Let me turn to one of the key points, which I think was raised by my hon. Friend the Member for Amber Valley, which is the need to do what we can to improve tax law so as to remove uncertainty. That is a very important point. We are committed to reforming the tax system to make it competitive, simpler, greener and fairer, and to ensuring that the quality of tax law is improved. The most effective way to tackle avoidance is, as far as possible, to stop it at source, rather than tackling it once it has happened. Prevention is better than cure.
A simpler tax system that presents fewer boundaries and complexities to be exploited is clearly preferable. As a Government, we are committed to making sure that, when we consider reforms to tax policy, we take into account from the start the impact on avoidance opportunities. We want a tax system that is noted for fairness and simplicity, and addressing tax avoidance risks is a key part of that.
Nevertheless, it is widely acknowledged, including by the Institute for Fiscal Studies, that tax avoidance requires a multifaceted response. There will always be taxpayers who attempt to achieve tax savings that were not intended by Parliament. We intend to be a reforming Government that put in place a better tax framework for business. As we do that, we will take the opportunity to construct a tax framework that reduces the risk of tax avoidance.

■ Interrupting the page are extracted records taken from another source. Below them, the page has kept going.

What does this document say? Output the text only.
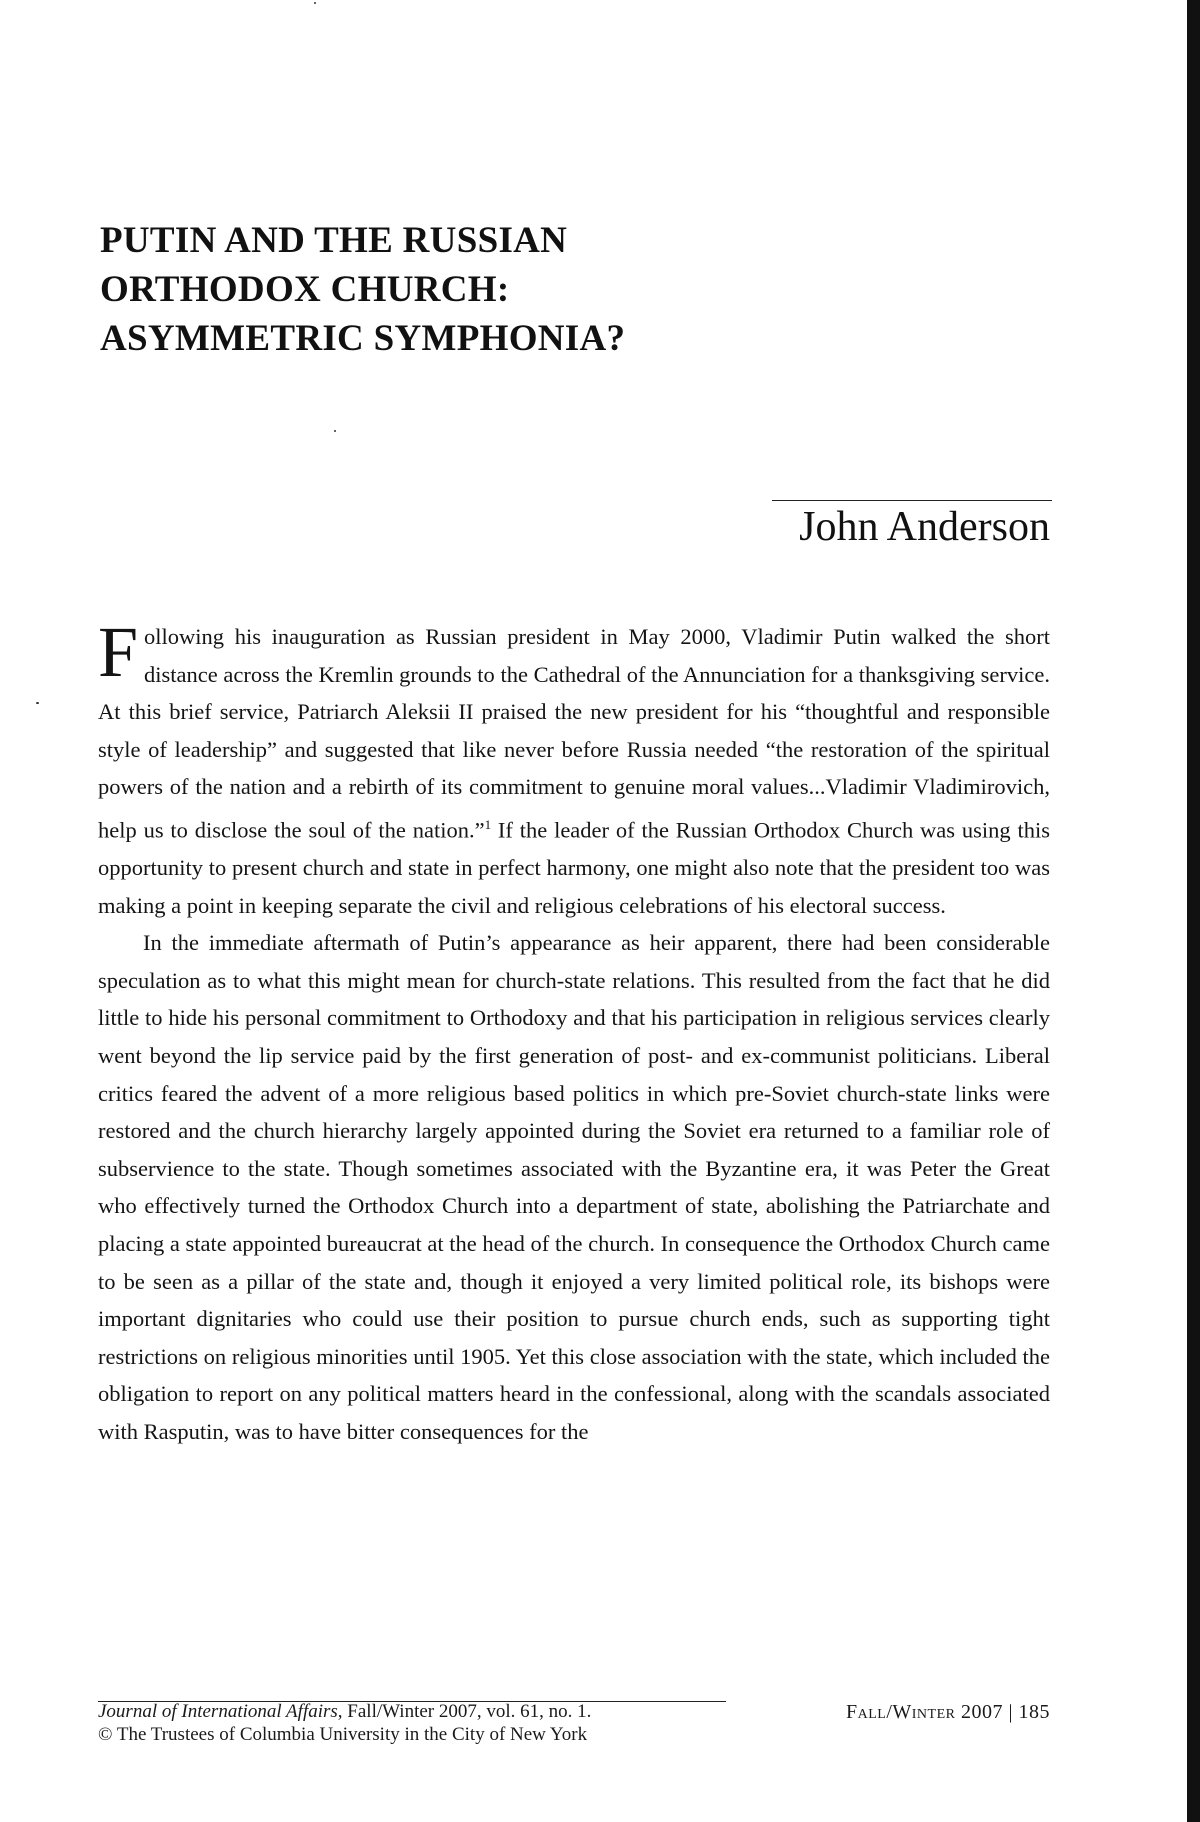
PUTIN AND THE RUSSIAN
ORTHODOX CHURCH:
ASYMMETRIC SYMPHONIA?
John Anderson

Following his inauguration as Russian president in May 2000, Vladimir Putin walked the short distance across the Kremlin grounds to the Cathedral of the Annunciation for a thanksgiving service. At this brief service, Patriarch Aleksii II praised the new president for his “thoughtful and responsible style of leadership” and suggested that like never before Russia needed “the restoration of the spiritual powers of the nation and a rebirth of its commitment to genuine moral values...Vladimir Vladimirovich, help us to disclose the soul of the nation.”$^1$ If the leader of the Russian Orthodox Church was using this opportunity to present church and state in perfect harmony, one might also note that the president too was making a point in keeping separate the civil and religious celebrations of his electoral success.

In the immediate aftermath of Putin’s appearance as heir apparent, there had been considerable speculation as to what this might mean for church-state relations. This resulted from the fact that he did little to hide his personal commitment to Orthodoxy and that his participation in religious services clearly went beyond the lip service paid by the first generation of post- and ex-communist politicians. Liberal critics feared the advent of a more religious based politics in which pre-Soviet church-state links were restored and the church hierarchy largely appointed during the Soviet era returned to a familiar role of subservience to the state. Though sometimes associated with the Byzantine era, it was Peter the Great who effectively turned the Orthodox Church into a department of state, abolishing the Patriarchate and placing a state appointed bureaucrat at the head of the church. In consequence the Orthodox Church came to be seen as a pillar of the state and, though it enjoyed a very limited political role, its bishops were important dignitaries who could use their position to pursue church ends, such as supporting tight restrictions on religious minorities until 1905. Yet this close association with the state, which included the obligation to report on any political matters heard in the confessional, along with the scandals associated with Rasputin, was to have bitter consequences for the

Journal of International Affairs, Fall/Winter 2007, vol. 61, no. 1.
© The Trustees of Columbia University in the City of New York
Fall/Winter 2007 | 185
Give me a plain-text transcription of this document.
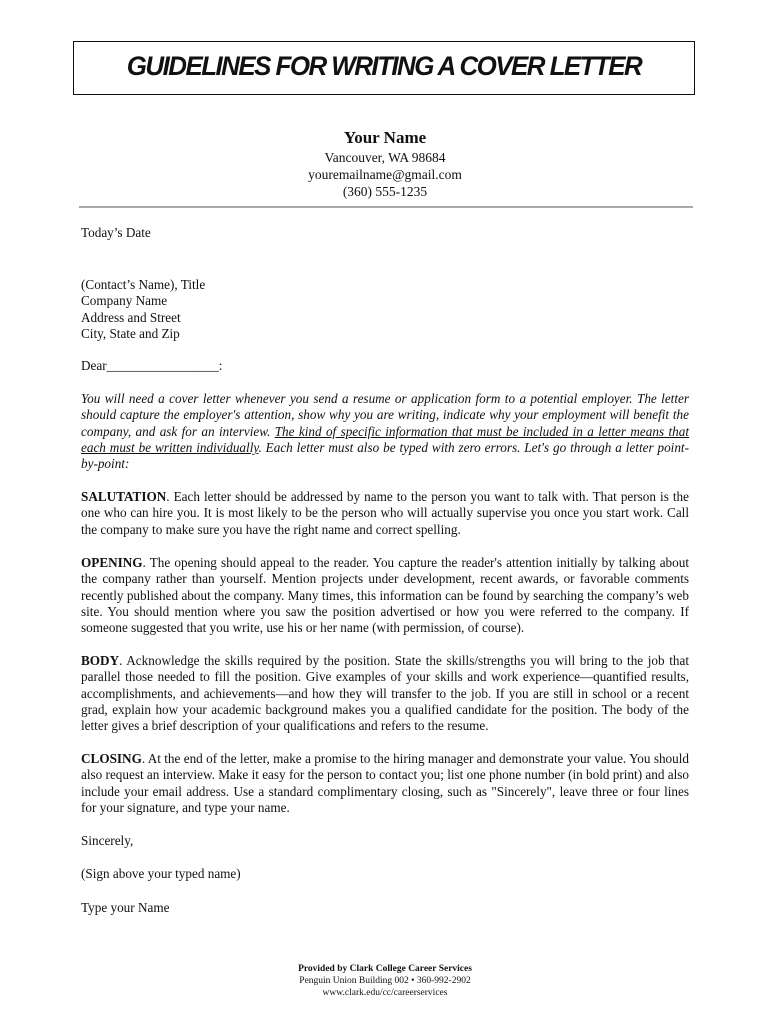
GUIDELINES FOR WRITING A COVER LETTER
Your Name
Vancouver, WA 98684
youremailname@gmail.com
(360) 555-1235
Today’s Date
(Contact’s Name), Title
Company Name
Address and Street
City, State and Zip
Dear_________________:

You will need a cover letter whenever you send a resume or application form to a potential employer. The letter should capture the employer's attention, show why you are writing, indicate why your employment will benefit the company, and ask for an interview. The kind of specific information that must be included in a letter means that each must be written individually. Each letter must also be typed with zero errors. Let's go through a letter point-by-point:

SALUTATION. Each letter should be addressed by name to the person you want to talk with. That person is the one who can hire you. It is most likely to be the person who will actually supervise you once you start work. Call the company to make sure you have the right name and correct spelling.

OPENING. The opening should appeal to the reader. You capture the reader's attention initially by talking about the company rather than yourself. Mention projects under development, recent awards, or favorable comments recently published about the company. Many times, this information can be found by searching the company’s web site. You should mention where you saw the position advertised or how you were referred to the company. If someone suggested that you write, use his or her name (with permission, of course).

BODY. Acknowledge the skills required by the position. State the skills/strengths you will bring to the job that parallel those needed to fill the position. Give examples of your skills and work experience—quantified results, accomplishments, and achievements—and how they will transfer to the job. If you are still in school or a recent grad, explain how your academic background makes you a qualified candidate for the position. The body of the letter gives a brief description of your qualifications and refers to the resume.

CLOSING. At the end of the letter, make a promise to the hiring manager and demonstrate your value. You should also request an interview. Make it easy for the person to contact you; list one phone number (in bold print) and also include your email address. Use a standard complimentary closing, such as "Sincerely", leave three or four lines for your signature, and type your name.

Sincerely,
(Sign above your typed name)
Type your Name
Provided by Clark College Career Services
Penguin Union Building 002 • 360-992-2902
www.clark.edu/cc/careerservices
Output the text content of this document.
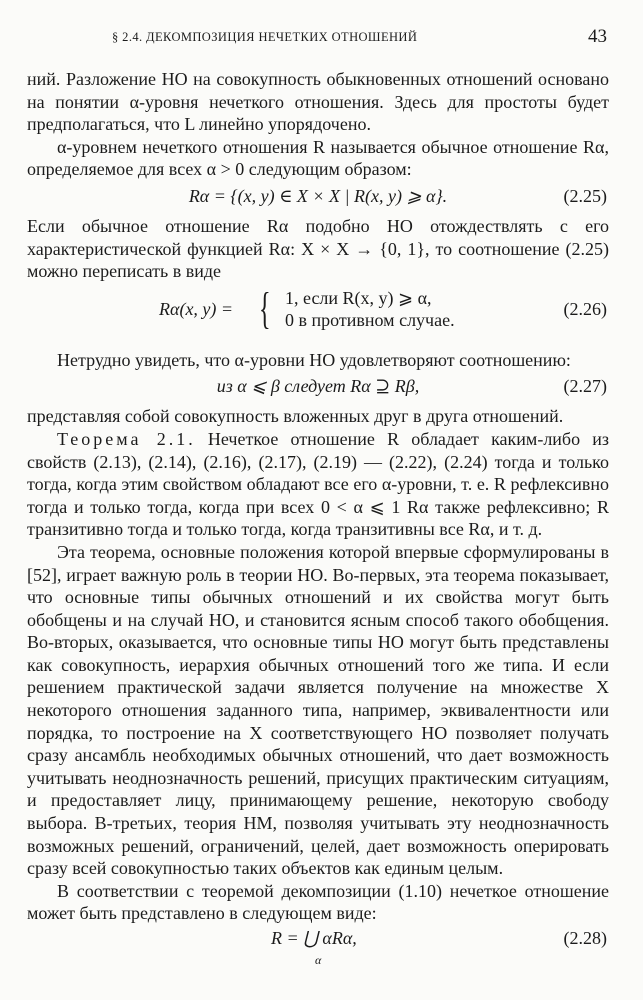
§ 2.4. ДЕКОМПОЗИЦИЯ НЕЧЕТКИХ ОТНОШЕНИЙ	43

ний. Разложение НО на совокупность обыкновенных отношений основано на понятии α-уровня нечеткого отношения. Здесь для простоты будет предполагаться, что L линейно упорядочено.

α-уровнем нечеткого отношения R называется обычное отношение Rα, определяемое для всех α > 0 следующим образом:

Rα = {(x, y) ∈ X × X | R(x, y) ⩾ α}.	(2.25)

Если обычное отношение Rα подобно НО отождествлять с его характеристической функцией Rα: X × X → {0, 1}, то соотношение (2.25) можно переписать в виде

Rα(x, y) = { 1, если R(x, y) ⩾ α,
0 в противном случае.
(2.26)

Нетрудно увидеть, что α-уровни НО удовлетворяют соотношению:

из α ⩽ β следует Rα ⊇ Rβ,	(2.27)

представляя собой совокупность вложенных друг в друга отношений.

Теорема 2.1. Нечеткое отношение R обладает каким-либо из свойств (2.13), (2.14), (2.16), (2.17), (2.19) — (2.22), (2.24) тогда и только тогда, когда этим свойством обладают все его α-уровни, т. е. R рефлексивно тогда и только тогда, когда при всех 0 < α ⩽ 1 Rα также рефлексивно; R транзитивно тогда и только тогда, когда транзитивны все Rα, и т. д.

Эта теорема, основные положения которой впервые сформулированы в [52], играет важную роль в теории НО. Во-первых, эта теорема показывает, что основные типы обычных отношений и их свойства могут быть обобщены и на случай НО, и становится ясным способ такого обобщения. Во-вторых, оказывается, что основные типы НО могут быть представлены как совокупность, иерархия обычных отношений того же типа. И если решением практической задачи является получение на множестве X некоторого отношения заданного типа, например, эквивалентности или порядка, то построение на X соответствующего НО позволяет получать сразу ансамбль необходимых обычных отношений, что дает возможность учитывать неоднозначность решений, присущих практическим ситуациям, и предоставляет лицу, принимающему решение, некоторую свободу выбора. В-третьих, теория НМ, позволяя учитывать эту неоднозначность возможных решений, ограничений, целей, дает возможность оперировать сразу всей совокупностью таких объектов как единым целым.

В соответствии с теоремой декомпозиции (1.10) нечеткое отношение может быть представлено в следующем виде:

R = ⋃ αRα,
α
(2.28)
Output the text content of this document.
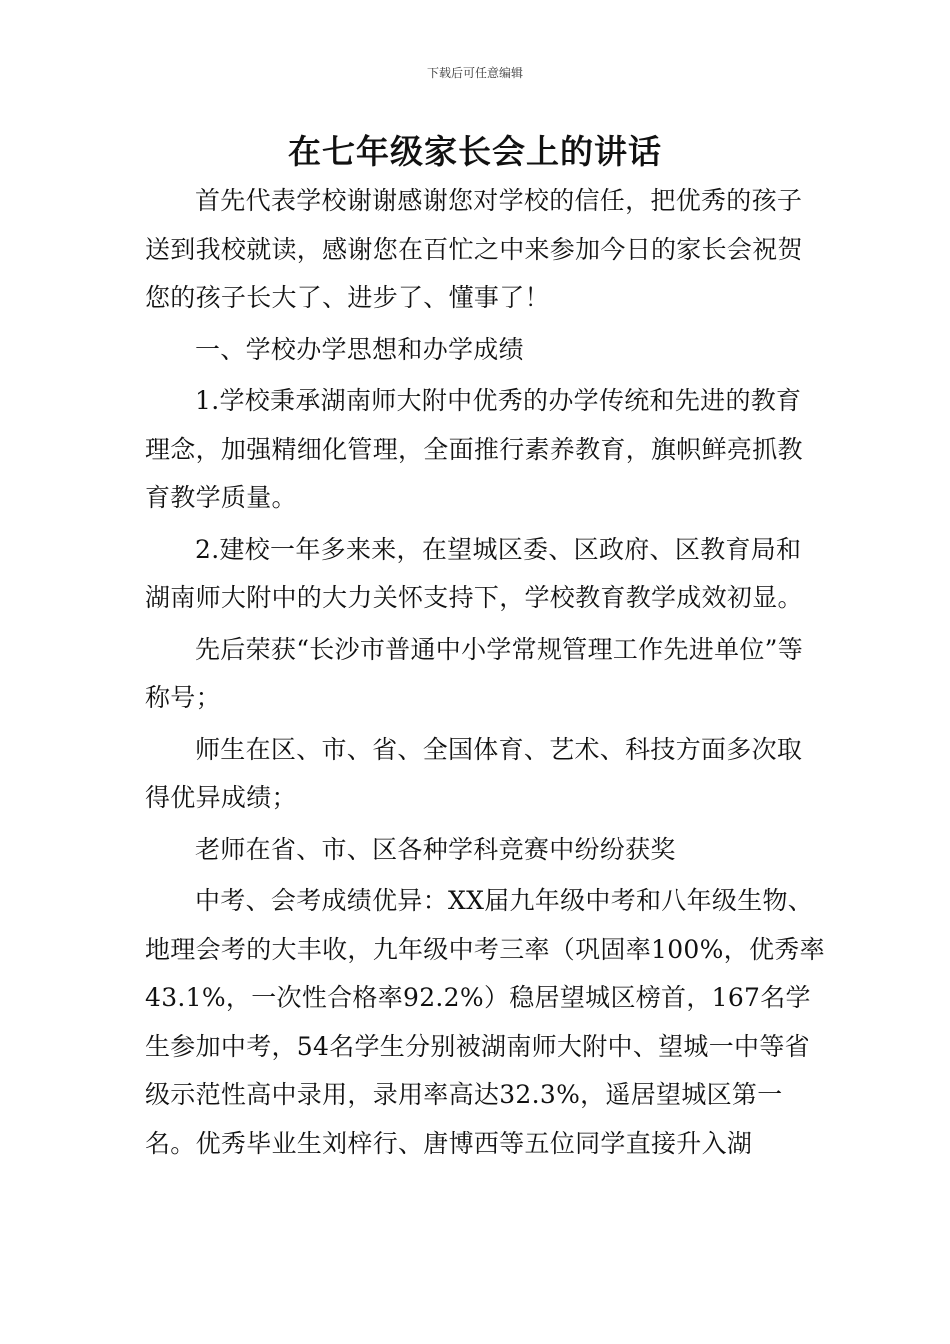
下载后可任意编辑
在七年级家长会上的讲话

首先代表学校谢谢感谢您对学校的信任，把优秀的孩子送到我校就读，感谢您在百忙之中来参加今日的家长会祝贺您的孩子长大了、进步了、懂事了！

一、学校办学思想和办学成绩

1.学校秉承湖南师大附中优秀的办学传统和先进的教育理念，加强精细化管理，全面推行素养教育，旗帜鲜亮抓教育教学质量。

2.建校一年多来来，在望城区委、区政府、区教育局和湖南师大附中的大力关怀支持下，学校教育教学成效初显。

先后荣获“长沙市普通中小学常规管理工作先进单位”等称号；

师生在区、市、省、全国体育、艺术、科技方面多次取得优异成绩；

老师在省、市、区各种学科竞赛中纷纷获奖

中考、会考成绩优异：XX届九年级中考和八年级生物、地理会考的大丰收，九年级中考三率（巩固率100%，优秀率43.1%，一次性合格率92.2%）稳居望城区榜首，167名学生参加中考，54名学生分别被湖南师大附中、望城一中等省级示范性高中录用，录用率高达32.3%，遥居望城区第一名。优秀毕业生刘梓行、唐博西等五位同学直接升入湖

Of course, those are the longer-term objectives. In the short term, we will need to introduce specific targeted measures when an avoidance risk is identified. We will take that kind of action when it is justified, but our aim over time is, as far as possible, to move away from the need for short-term measures.
HMRC has published an anti-avoidance strategy that recognises that a range of responses is required. The strategy has three key elements: first, prevention; secondly, detection, and finally counteraction. Prevention focuses on developing robust law. HMRC clearly has a key role in recommending to Ministers changes to strengthen the legislative framework to defeat attempts at tax avoidance.
Another tool in preventing avoidance is deterrence. HMRC publicises details of avoidance schemes that it considers ineffective, to put taxpayers on notice that it will challenge their use of those schemes. For large businesses and the wealthiest individuals, HMRC uses real-time dialogue to obtain early information about transactions under consideration and influence behaviour. To be fair, progress has been made in recent years, and we welcome that. The regime for the disclosure of tax avoidance schemes, in particular, has proved invaluable to obtaining real-time intelligence on avoidance activity, as I acknowledged earlier.
Where HMRC detects avoidance, counteraction involves thorough and expert investigation and, where necessary, litigation. We believe that that range of responses strikes the right balance between providing certainty to taxpayers in their tax affairs and protecting the Exchequer against unacceptable threats to tax revenues. It also maintains flexibility so that the Government can respond quickly and in a targeted way where necessary. We also want to consider longer-term solutions to the problems of tax avoidance, and I hope that I will have all parties’ support as we do so.